Nothing unwittingly captures the folly of Britain’s decision, last week, to leave the European Union than do comments from the world’s reigning absurdist, the presumptive Republican candidate for the presidency of the United States Donald Trump,
Having only just arrived to reopen his golf course in Scotland, the billionaire heir to impossible wealth tweeted, “Place is going wild over the vote. They took their country back, just like we will take America back. No games!”
In an off-the-cuff interview with reporters, he elaborated: “I think it’s a great thing that’s happened. It’s an amazing vote, very historic. People are angry all over the world. They’re angry over borders, they’re angry over people coming into the country and taking over and nobody even knows who they are. They’re angry about many, many things in the UK, the US and many other places. This will not be the last.”
The curious problem with these remarks is, of course, the fact that Scotland voted 62 per cent to remain within the European Union and is now seriously considering a new referendum to separate from Britain to do just that.

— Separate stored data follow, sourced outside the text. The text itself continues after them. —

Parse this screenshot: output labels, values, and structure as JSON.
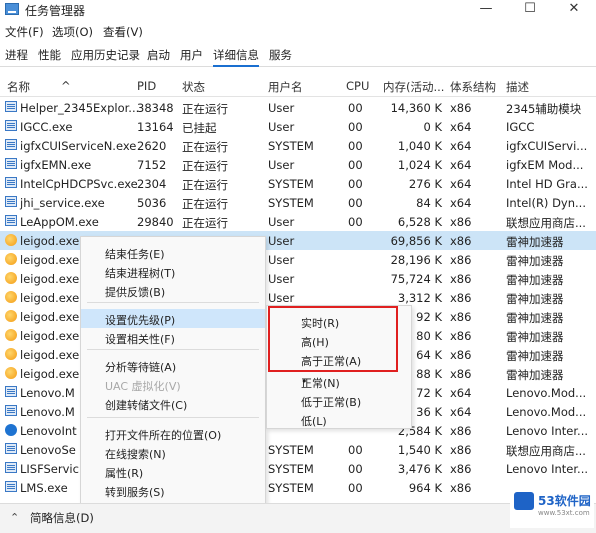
{
  "window": {
    "title": "任务管理器",
    "minimize": "—",
    "maximize": "☐",
    "close": "✕"
  },
  "menu": [
    "文件(F)",
    "选项(O)",
    "查看(V)"
  ],
  "tabs": [
    "进程",
    "性能",
    "应用历史记录",
    "启动",
    "用户",
    "详细信息",
    "服务"
  ],
  "active_tab": "详细信息",
  "columns": [
    "名称",
    "PID",
    "状态",
    "用户名",
    "CPU",
    "内存(活动...",
    "体系结构",
    "描述"
  ],
  "rows": [
    {
      "name": "Helper_2345Explor...",
      "pid": "38348",
      "status": "正在运行",
      "user": "User",
      "cpu": "00",
      "mem": "14,360 K",
      "arch": "x86",
      "desc": "2345辅助模块",
      "icon": "service-icon"
    },
    {
      "name": "IGCC.exe",
      "pid": "13164",
      "status": "已挂起",
      "user": "User",
      "cpu": "00",
      "mem": "0 K",
      "arch": "x64",
      "desc": "IGCC",
      "icon": "service-icon"
    },
    {
      "name": "igfxCUIServiceN.exe",
      "pid": "2620",
      "status": "正在运行",
      "user": "SYSTEM",
      "cpu": "00",
      "mem": "1,040 K",
      "arch": "x64",
      "desc": "igfxCUIServi...",
      "icon": "service-icon"
    },
    {
      "name": "igfxEMN.exe",
      "pid": "7152",
      "status": "正在运行",
      "user": "User",
      "cpu": "00",
      "mem": "1,024 K",
      "arch": "x64",
      "desc": "igfxEM Mod...",
      "icon": "service-icon"
    },
    {
      "name": "IntelCpHDCPSvc.exe",
      "pid": "2304",
      "status": "正在运行",
      "user": "SYSTEM",
      "cpu": "00",
      "mem": "276 K",
      "arch": "x64",
      "desc": "Intel HD Gra...",
      "icon": "service-icon"
    },
    {
      "name": "jhi_service.exe",
      "pid": "5036",
      "status": "正在运行",
      "user": "SYSTEM",
      "cpu": "00",
      "mem": "84 K",
      "arch": "x64",
      "desc": "Intel(R) Dyn...",
      "icon": "service-icon"
    },
    {
      "name": "LeAppOM.exe",
      "pid": "29840",
      "status": "正在运行",
      "user": "User",
      "cpu": "00",
      "mem": "6,528 K",
      "arch": "x86",
      "desc": "联想应用商店...",
      "icon": "service-icon"
    },
    {
      "name": "leigod.exe",
      "pid": "",
      "status": "",
      "user": "User",
      "cpu": "",
      "mem": "69,856 K",
      "arch": "x86",
      "desc": "雷神加速器",
      "icon": "leigod-icon",
      "selected": true
    },
    {
      "name": "leigod.exe",
      "pid": "",
      "status": "",
      "user": "User",
      "cpu": "",
      "mem": "28,196 K",
      "arch": "x86",
      "desc": "雷神加速器",
      "icon": "leigod-icon"
    },
    {
      "name": "leigod.exe",
      "pid": "",
      "status": "",
      "user": "User",
      "cpu": "",
      "mem": "75,724 K",
      "arch": "x86",
      "desc": "雷神加速器",
      "icon": "leigod-icon"
    },
    {
      "name": "leigod.exe",
      "pid": "",
      "status": "",
      "user": "User",
      "cpu": "",
      "mem": "3,312 K",
      "arch": "x86",
      "desc": "雷神加速器",
      "icon": "leigod-icon"
    },
    {
      "name": "leigod.exe",
      "pid": "",
      "status": "",
      "user": "",
      "cpu": "",
      "mem": "92 K",
      "arch": "x86",
      "desc": "雷神加速器",
      "icon": "leigod-icon"
    },
    {
      "name": "leigod.exe",
      "pid": "",
      "status": "",
      "user": "",
      "cpu": "",
      "mem": "80 K",
      "arch": "x86",
      "desc": "雷神加速器",
      "icon": "leigod-icon"
    },
    {
      "name": "leigod.exe",
      "pid": "",
      "status": "",
      "user": "",
      "cpu": "",
      "mem": "64 K",
      "arch": "x86",
      "desc": "雷神加速器",
      "icon": "leigod-icon"
    },
    {
      "name": "leigod.exe",
      "pid": "",
      "status": "",
      "user": "",
      "cpu": "",
      "mem": "88 K",
      "arch": "x86",
      "desc": "雷神加速器",
      "icon": "leigod-icon"
    },
    {
      "name": "Lenovo.M",
      "pid": "",
      "status": "",
      "user": "",
      "cpu": "",
      "mem": "72 K",
      "arch": "x64",
      "desc": "Lenovo.Mod...",
      "icon": "service-icon"
    },
    {
      "name": "Lenovo.M",
      "pid": "",
      "status": "",
      "user": "",
      "cpu": "",
      "mem": "36 K",
      "arch": "x64",
      "desc": "Lenovo.Mod...",
      "icon": "service-icon"
    },
    {
      "name": "LenovoInt",
      "pid": "",
      "status": "",
      "user": "",
      "cpu": "",
      "mem": "2,584 K",
      "arch": "x86",
      "desc": "Lenovo Inter...",
      "icon": "lenovo-icon"
    },
    {
      "name": "LenovoSe",
      "pid": "",
      "status": "",
      "user": "SYSTEM",
      "cpu": "00",
      "mem": "1,540 K",
      "arch": "x86",
      "desc": "联想应用商店...",
      "icon": "service-icon"
    },
    {
      "name": "LISFServic",
      "pid": "",
      "status": "",
      "user": "SYSTEM",
      "cpu": "00",
      "mem": "3,476 K",
      "arch": "x86",
      "desc": "Lenovo Inter...",
      "icon": "service-icon"
    },
    {
      "name": "LMS.exe",
      "pid": "",
      "status": "",
      "user": "SYSTEM",
      "cpu": "00",
      "mem": "964 K",
      "arch": "x86",
      "desc": "",
      "icon": "service-icon"
    }
  ],
  "context_menu": [
    {
      "label": "结束任务(E)"
    },
    {
      "label": "结束进程树(T)"
    },
    {
      "label": "提供反馈(B)"
    },
    {
      "label": "设置优先级(P)",
      "highlighted": true,
      "separator_before": true
    },
    {
      "label": "设置相关性(F)"
    },
    {
      "label": "分析等待链(A)",
      "separator_before": true
    },
    {
      "label": "UAC 虚拟化(V)",
      "disabled": true
    },
    {
      "label": "创建转储文件(C)"
    },
    {
      "label": "打开文件所在的位置(O)",
      "separator_before": true
    },
    {
      "label": "在线搜索(N)"
    },
    {
      "label": "属性(R)"
    },
    {
      "label": "转到服务(S)"
    }
  ],
  "priority_menu": [
    {
      "label": "实时(R)"
    },
    {
      "label": "高(H)"
    },
    {
      "label": "高于正常(A)"
    },
    {
      "label": "正常(N)",
      "checked": true
    },
    {
      "label": "低于正常(B)"
    },
    {
      "label": "低(L)"
    }
  ],
  "annotation": {
    "box_color": "#e02020",
    "arrow_color": "#e02020"
  },
  "footer": {
    "summary": "简略信息(D)"
  },
  "watermark": {
    "site": "53软件园",
    "url": "www.53xt.com"
  }
}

So is Ireland.
So, then, who does The Donald actually think took which country back, as he says, with “no games?”
Was it Scotland’s first minister, Nicola Sturgeon, who told the BBC last weekend that she intends to spearhead a renewed effort for her nation’s independence from Westminster?
Was it Gerry Adams of Northern Ireland’s Sinn Fein, who has, in vigorous protest to the Brexit vote, floated the idea of unifying his country with Eire as a bulwark against an increasingly belligerent England?
As usual, Mr. Trump is doing his level (if unconsciously ludicrous) best to increase Canada’s immigration rates – specifically, to New Brunswick, Nova Scotia, Prince Edward Island and Newfoundland and Labrador, where the color of one’s skin still tends to be as white as driven snow. After all, his special brand of xenophobia and populist outrage plays beautifully in places like “Little England” and “Outer Atlantica”.
But before we lick our chops at the prospect of somehow amalgamating London’s progressive urbanites with Boston’s disaffected Democrats within our own porous borders, we’d better be clear about a few incontrovertible facts of life in the global, 21st Century world we inhabit.
The first is: People in democracies make terrible mistakes when they are inchoately angry. They lash out like drunken bums on bingers, only to awake at dawn to ask, “My God, what have I done?”
The second is: The planet fairly brims with enterprising, calculating opportunists who are more than happy to drive wedges between people of otherwise good and temperate nature. The sharks among us swim for this conflict, because by fomenting it, they profit from it.
The third is: No one is ever truly satisfied with the decisions they make or the leaders they choose. All anyone can ever hope for is the wisdom and freedom to forgive, change and reconcile. This is the prevailing power of reasonable governments in stable societies.
The Brexit vote will affect every economy in the world, either directly or indirectly, including Atlantic Canada’s.
Here, we do ourselves a favour by ensuring that our borders are as open as our doors, our business is open-handed, our attitude towards immigrants is openhearted, and our concept of democracy is open-minded.
If we manage that feat, then we will reject the purchase of our minds that the absurdists and calculating suitors to our basest instincts among us insist.
Then, perhaps, tomorrow, people will tell villains like Donald Trump, “You’re fired.”